Your guess should probably be: They’re lying. It isn’t a fair coin. The hundredth toss will be just as bogus as the other 99. But that’s a practical, not a statistical judgement. I mean, while math tells us the odds of 99 flips coming up all head (1 to 2^99 against, IIRC), it’s only our judgement of the overall situation which leads us to believe the coin is rigged.

Most real-world probability cases are not perfectly independent, but a lot of them are so close to independent that it doesn’t matter. Let’s say you’re counting automobile makes at the center of town. Fifty Mazdas cross the bridge going south before noon (none of them come back). Is this going to affect the odds of a given number of Mazdas crossing the bridge going south after noon? Yes, because a limited number of Mazdas have been manufactured. This, however, is probably a negligible effect, and can be ignored.

The other effect, way too big to be negligible, is on the number of Mazdas going north in the afternoon. You don’t expect a “net southward Mazda migration”, after all, you expect people to go home after work.

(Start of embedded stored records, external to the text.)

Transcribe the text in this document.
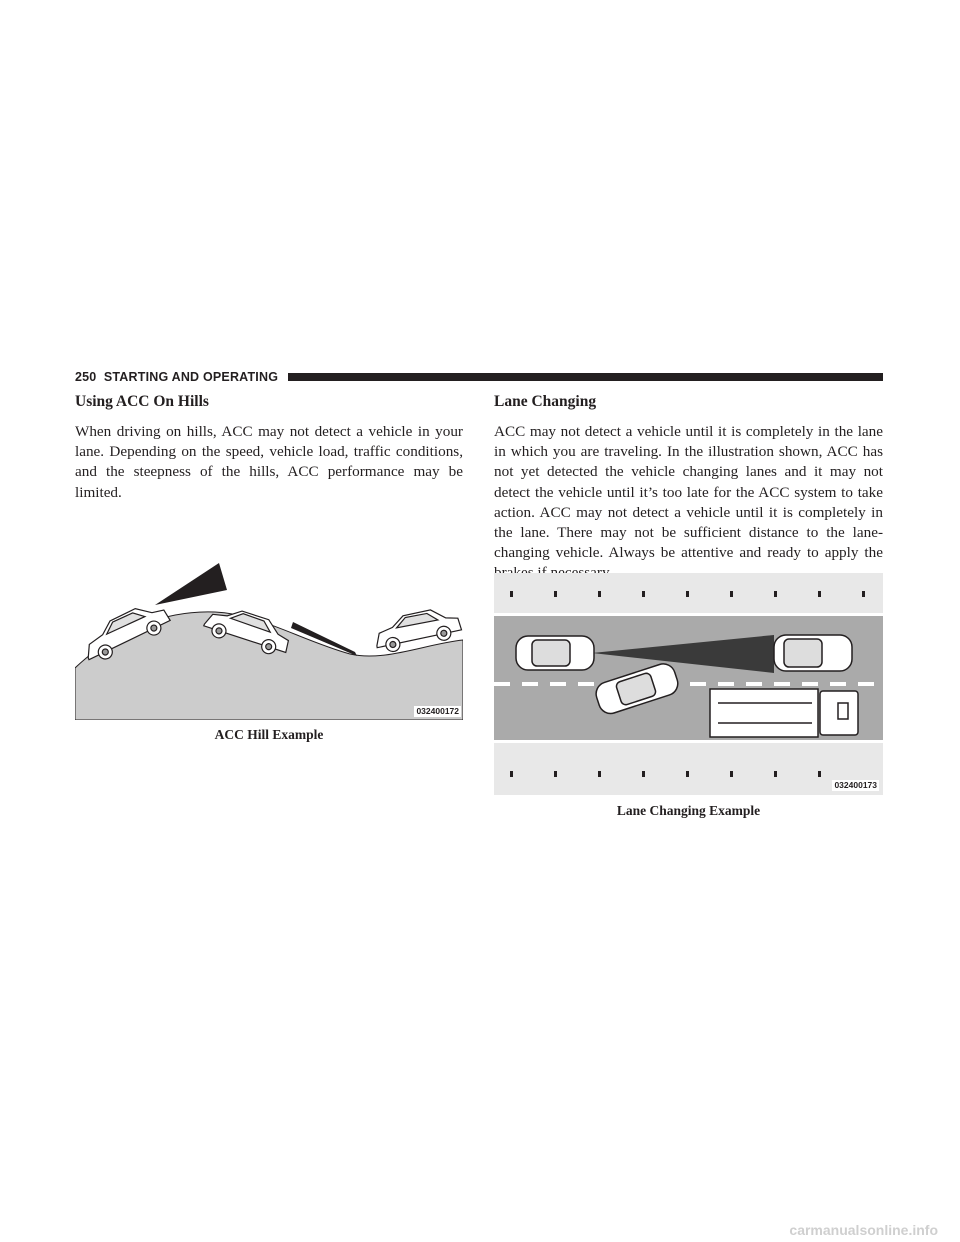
250 STARTING AND OPERATING
Using ACC On Hills

When driving on hills, ACC may not detect a vehicle in your lane. Depending on the speed, vehicle load, traffic conditions, and the steepness of the hills, ACC performance may be limited.

032400172
ACC Hill Example
Lane Changing

ACC may not detect a vehicle until it is completely in the lane in which you are traveling. In the illustration shown, ACC has not yet detected the vehicle changing lanes and it may not detect the vehicle until it’s too late for the ACC system to take action. ACC may not detect a vehicle until it is completely in the lane. There may not be sufficient distance to the lane-changing vehicle. Always be attentive and ready to apply the

032400173
Lane Changing Example
carmanualsonline.info
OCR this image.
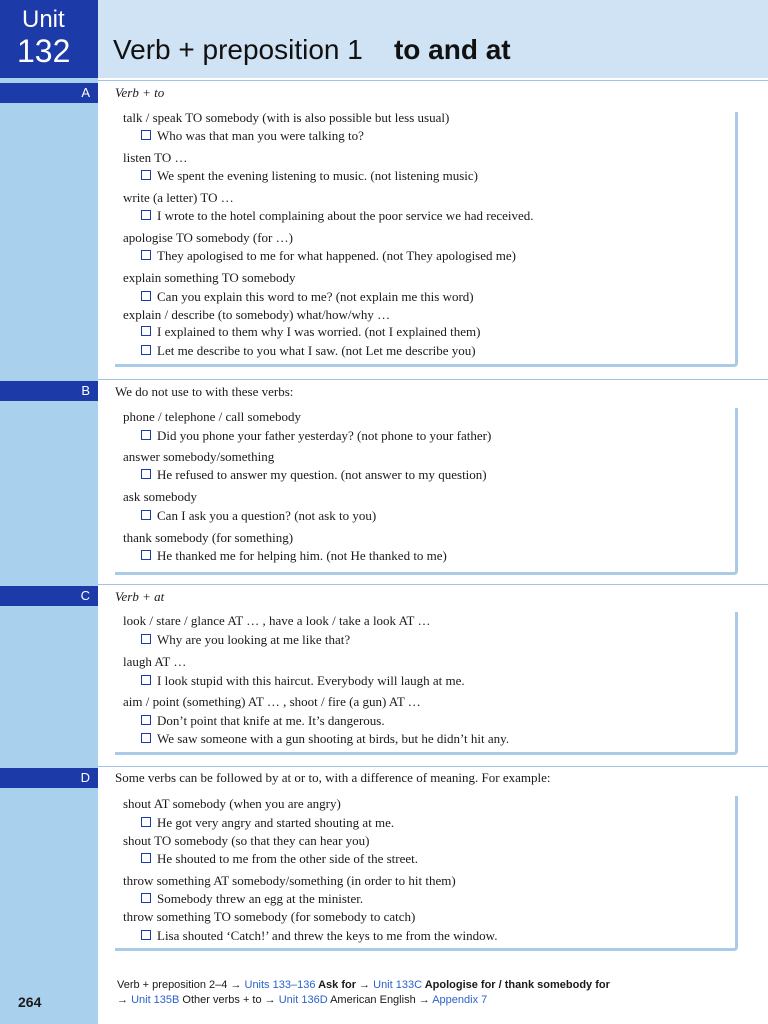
Unit
132 Verb + preposition 1 to and at
A	Verb + to
B	We do not use to with these verbs:
C	Verb + at
D	Some verbs can be followed by at or to, with a difference of meaning. For example:
Verb + preposition 2–4 → Units 133–136 Ask for → Unit 133C Apologise for / thank somebody for
→ Unit 135B Other verbs + to → Unit 136D American English → Appendix 7
264
talk / speak TO somebody (with is also possible but less usual)
Who was that man you were talking to?
listen TO …
We spent the evening listening to music. (not listening music)
write (a letter) TO …
I wrote to the hotel complaining about the poor service we had received.
apologise TO somebody (for …)
They apologised to me for what happened. (not They apologised me)
explain something TO somebody
Can you explain this word to me? (not explain me this word)
explain / describe (to somebody) what/how/why …
I explained to them why I was worried. (not I explained them)
Let me describe to you what I saw. (not Let me describe you)
phone / telephone / call somebody
Did you phone your father yesterday? (not phone to your father)
answer somebody/something
He refused to answer my question. (not answer to my question)
ask somebody
Can I ask you a question? (not ask to you)
thank somebody (for something)
He thanked me for helping him. (not He thanked to me)
look / stare / glance AT … , have a look / take a look AT …
Why are you looking at me like that?
laugh AT …
I look stupid with this haircut. Everybody will laugh at me.
aim / point (something) AT … , shoot / fire (a gun) AT …
Don’t point that knife at me. It’s dangerous.
We saw someone with a gun shooting at birds, but he didn’t hit any.
shout AT somebody (when you are angry)
He got very angry and started shouting at me.
shout TO somebody (so that they can hear you)
He shouted to me from the other side of the street.
throw something AT somebody/something (in order to hit them)
Somebody threw an egg at the minister.
throw something TO somebody (for somebody to catch)
Lisa shouted ‘Catch!’ and threw the keys to me from the window.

The point is, it takes a lot of thinking to figure out whether or not a given sample is going to be close enough to independent. Coin tosses (with fair coins) are a good example of total independence; counting the number of women in a town square is nearly independent; counting the number of adult women in a nuclear family isn’t even close to independent (having already counted Mom drastically reduces your chances of counting another mom in a single-family household).

Hopefully, I can convince you to accept “hopefully” as a disjunct adverb.
Frankly, I would be lying if I said I were confident.
Perhaps this subject is simply too complex for me to explain.
Unfortunately, I would be lucky to explain my way out of a paper bag.